Reputation: 1
i am trying to iterate over below list which is retrieved from HTML table
table = pd.read_html(url)
i have extracted the 3rd table :
table1 = table[2]
i am trying to count upto certain word in list variable table1. the output structure of the list is shown below
0 1 2 <----------headers
1 A AA BBB
2 B BB CCC
3 C CC CCC
4 D DD DDD
5 catchme catchme catchme
6 E FF FFF
7 G GG GGG
when i try to print the type of the variable table1 which the above output is stored, it is shown as below:
<class 'list'>
How to count until python can find the word that contains "catch" in the above list? So that expected output would be : 4
0 0 1 <----------headers
1 A AA BBB <---------- 1
2 B BB CCC <---------- 2
3 C CC CCC <---------- 3
4 D DD DDD <---------- 4
5 catchme catchme catchme <--- found catch- exit loop
6 E FF FFF
7 G GG GGG
so far my code as shown below
for phrase in table1: #variable stored list
print(phrase)
if 'catchme' in phrase:
finalinput = ['catchme'] + [i]
else :
i = i+1
but the above code is only looping through A AA BBB and it is exiting the loop.
thanks a lot in advance.
Upvotes: 1
Views: 558
Reputation: 588
A really simple solution is to just iterate through the 2D list and break when you encounter the condition
catchphrase = 'DD'
catchphrase_row = None
for index, row in table1.iterrows():
if any(catchphrase in r for r in row.to_list()):
catchphrase_row = index
break
# Use pandas just to show the data
print(pd.DataFrame(table1))
# Show where the catchphrase was found
print(f'{catchphrase} found in row {catchphrase_row}')
Outputs
0 1 2
0 A AA AAA
1 B BB BBB
2 C CC CCC
3 D DD DDD
4 E EE EEE
5 F FF FFF
6 G GG GGG
DD found in row 3
Upvotes: 1
Reputation: 395
I think first element of your list might be having pandas dataframe object.
Try following,
table[0][table[0].isin(['catchme']).any(axis=1)].index[0]

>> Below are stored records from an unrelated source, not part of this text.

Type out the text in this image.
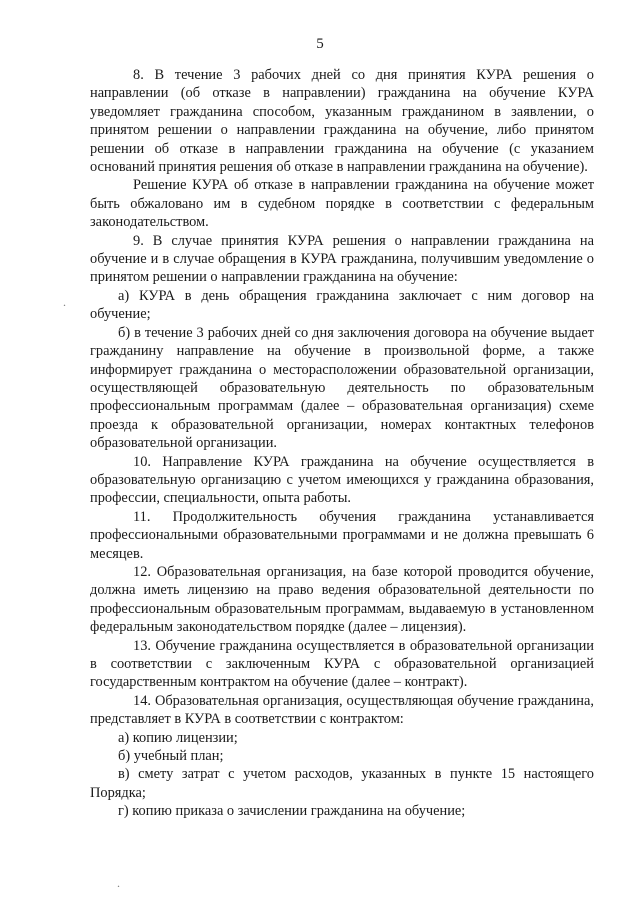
5
.
.

8. В течение 3 рабочих дней со дня принятия КУРА решения о направлении (об отказе в направлении) гражданина на обучение КУРА уведомляет гражданина способом, указанным гражданином в заявлении, о принятом решении о направлении гражданина на обучение, либо принятом решении об отказе в направлении гражданина на обучение (с указанием оснований принятия решения об отказе в направлении гражданина на обучение).

Решение КУРА об отказе в направлении гражданина на обучение может быть обжаловано им в судебном порядке в соответствии с федеральным законодательством.

9. В случае принятия КУРА решения о направлении гражданина на обучение и в случае обращения в КУРА гражданина, получившим уведомление о принятом решении о направлении гражданина на обучение:

а) КУРА в день обращения гражданина заключает с ним договор на обучение;

б) в течение 3 рабочих дней со дня заключения договора на обучение выдает гражданину направление на обучение в произвольной форме, а также информирует гражданина о месторасположении образовательной организации, осуществляющей образовательную деятельность по образовательным профессиональным программам (далее – образовательная организация) схеме проезда к образовательной организации, номерах контактных телефонов образовательной организации.

10. Направление КУРА гражданина на обучение осуществляется в образовательную организацию с учетом имеющихся у гражданина образования, профессии, специальности, опыта работы.

11. Продолжительность обучения гражданина устанавливается профессиональными образовательными программами и не должна превышать 6 месяцев.

12. Образовательная организация, на базе которой проводится обучение, должна иметь лицензию на право ведения образовательной деятельности по профессиональным образовательным программам, выдаваемую в установленном федеральным законодательством порядке (далее – лицензия).

13. Обучение гражданина осуществляется в образовательной организации в соответствии с заключенным КУРА с образовательной организацией государственным контрактом на обучение (далее – контракт).

14. Образовательная организация, осуществляющая обучение гражданина, представляет в КУРА в соответствии с контрактом:

а) копию лицензии;

б) учебный план;

в) смету затрат с учетом расходов, указанных в пункте 15 настоящего Порядка;

г) копию приказа о зачислении гражданина на обучение;
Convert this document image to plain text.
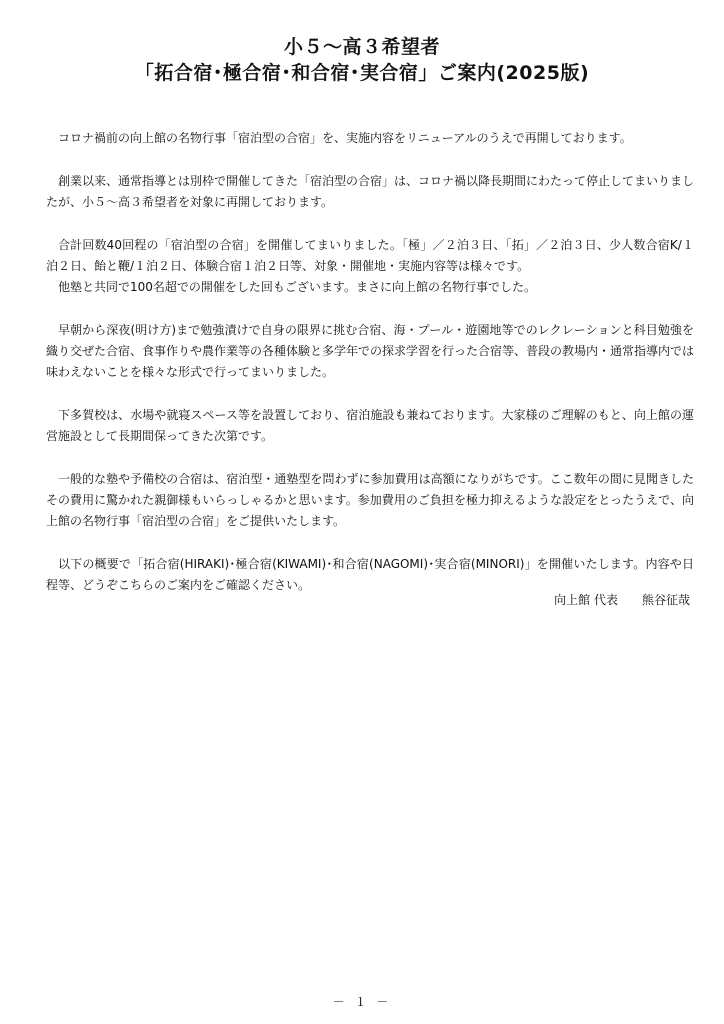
小５～高３希望者
「拓合宿･極合宿･和合宿･実合宿」ご案内(2025版)

コロナ禍前の向上館の名物行事「宿泊型の合宿」を、実施内容をリニューアルのうえで再開しております。

創業以来、通常指導とは別枠で開催してきた「宿泊型の合宿」は、コロナ禍以降長期間にわたって停止してまいりましたが、小５～高３希望者を対象に再開しております。

合計回数40回程の「宿泊型の合宿」を開催してまいりました。「極」／２泊３日、「拓」／２泊３日、少人数合宿K/１泊２日、飴と鞭/１泊２日、体験合宿１泊２日等、対象・開催地・実施内容等は様々です。

他塾と共同で100名超での開催をした回もございます。まさに向上館の名物行事でした。

早朝から深夜(明け方)まで勉強漬けで自身の限界に挑む合宿、海・プール・遊園地等でのレクレーションと科目勉強を織り交ぜた合宿、食事作りや農作業等の各種体験と多学年での探求学習を行った合宿等、普段の教場内・通常指導内では味わえないことを様々な形式で行ってまいりました。

下多賀校は、水場や就寝スペース等を設置しており、宿泊施設も兼ねております。大家様のご理解のもと、向上館の運営施設として長期間保ってきた次第です。

一般的な塾や予備校の合宿は、宿泊型・通塾型を問わずに参加費用は高額になりがちです。ここ数年の間に見聞きしたその費用に驚かれた親御様もいらっしゃるかと思います。参加費用のご負担を極力抑えるような設定をとったうえで、向上館の名物行事「宿泊型の合宿」をご提供いたします。

以下の概要で「拓合宿(HIRAKI)･極合宿(KIWAMI)･和合宿(NAGOMI)･実合宿(MINORI)」を開催いたします。内容や日程等、どうぞこちらのご案内をご確認ください。

向上館 代表　　 熊谷征哉
－ １ －
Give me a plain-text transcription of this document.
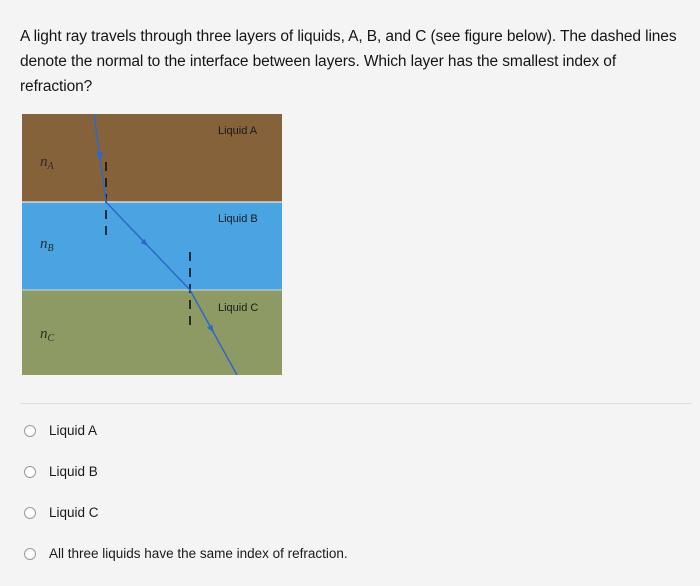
A light ray travels through three layers of liquids, A, B, and C (see figure below). The dashed lines denote the normal to the interface between layers. Which layer has the smallest index of refraction?
Liquid A
Liquid B
Liquid C
$n_A$
$n_B$
$n_C$
Liquid A
Liquid B
Liquid C
All three liquids have the same index of refraction.
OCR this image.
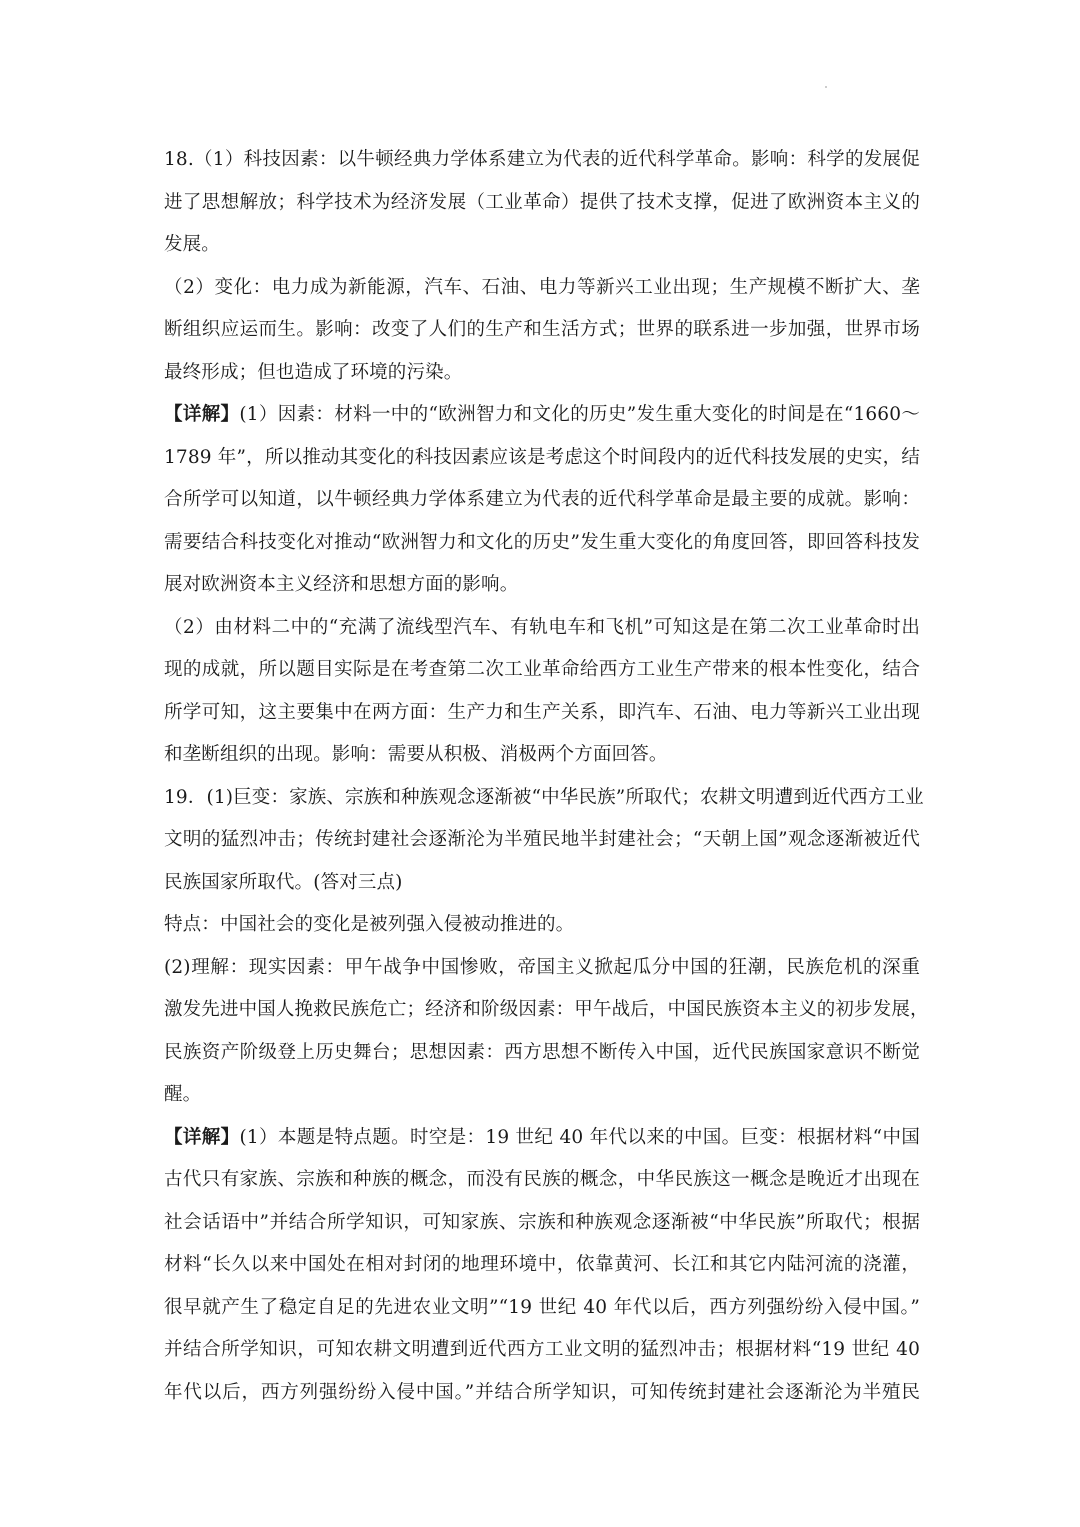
18.（1）科技因素：以牛顿经典力学体系建立为代表的近代科学革命。影响：科学的发展促
进了思想解放；科学技术为经济发展（工业革命）提供了技术支撑，促进了欧洲资本主义的
发展。
（2）变化：电力成为新能源，汽车、石油、电力等新兴工业出现；生产规模不断扩大、垄
断组织应运而生。影响：改变了人们的生产和生活方式；世界的联系进一步加强，世界市场
最终形成；但也造成了环境的污染。
【详解】(1）因素：材料一中的“欧洲智力和文化的历史”发生重大变化的时间是在“1660～
1789 年”，所以推动其变化的科技因素应该是考虑这个时间段内的近代科技发展的史实，结
合所学可以知道，以牛顿经典力学体系建立为代表的近代科学革命是最主要的成就。影响：
需要结合科技变化对推动“欧洲智力和文化的历史”发生重大变化的角度回答，即回答科技发
展对欧洲资本主义经济和思想方面的影响。
（2）由材料二中的“充满了流线型汽车、有轨电车和飞机”可知这是在第二次工业革命时出
现的成就，所以题目实际是在考查第二次工业革命给西方工业生产带来的根本性变化，结合
所学可知，这主要集中在两方面：生产力和生产关系，即汽车、石油、电力等新兴工业出现
和垄断组织的出现。影响：需要从积极、消极两个方面回答。
19．(1)巨变：家族、宗族和种族观念逐渐被“中华民族”所取代；农耕文明遭到近代西方工业
文明的猛烈冲击；传统封建社会逐渐沦为半殖民地半封建社会；“天朝上国”观念逐渐被近代
民族国家所取代。(答对三点)
特点：中国社会的变化是被列强入侵被动推进的。
(2)理解：现实因素：甲午战争中国惨败，帝国主义掀起瓜分中国的狂潮，民族危机的深重
激发先进中国人挽救民族危亡；经济和阶级因素：甲午战后，中国民族资本主义的初步发展，
民族资产阶级登上历史舞台；思想因素：西方思想不断传入中国，近代民族国家意识不断觉
醒。
【详解】(1）本题是特点题。时空是：19 世纪 40 年代以来的中国。巨变：根据材料“中国
古代只有家族、宗族和种族的概念，而没有民族的概念，中华民族这一概念是晚近才出现在
社会话语中”并结合所学知识，可知家族、宗族和种族观念逐渐被“中华民族”所取代；根据
材料“长久以来中国处在相对封闭的地理环境中，依靠黄河、长江和其它内陆河流的浇灌，
很早就产生了稳定自足的先进农业文明”“19 世纪 40 年代以后，西方列强纷纷入侵中国。”
并结合所学知识，可知农耕文明遭到近代西方工业文明的猛烈冲击；根据材料“19 世纪 40
年代以后，西方列强纷纷入侵中国。”并结合所学知识，可知传统封建社会逐渐沦为半殖民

For example, I tried to read from following url and got list type object in output but when I tried to traverse it i found the dataframe object at 1st index.
Example code:
import pandas as pd
df = pd.read_html("https://www.railyatri.in/trains-between-stations")
df[0][df[0].isin(['Madgaon (MAO)']).any(axis=1)].index[0]
# output 4
It happens because, pandas.read_html()
function returns list of dataframes instead of dataframe object.
Upvotes: 2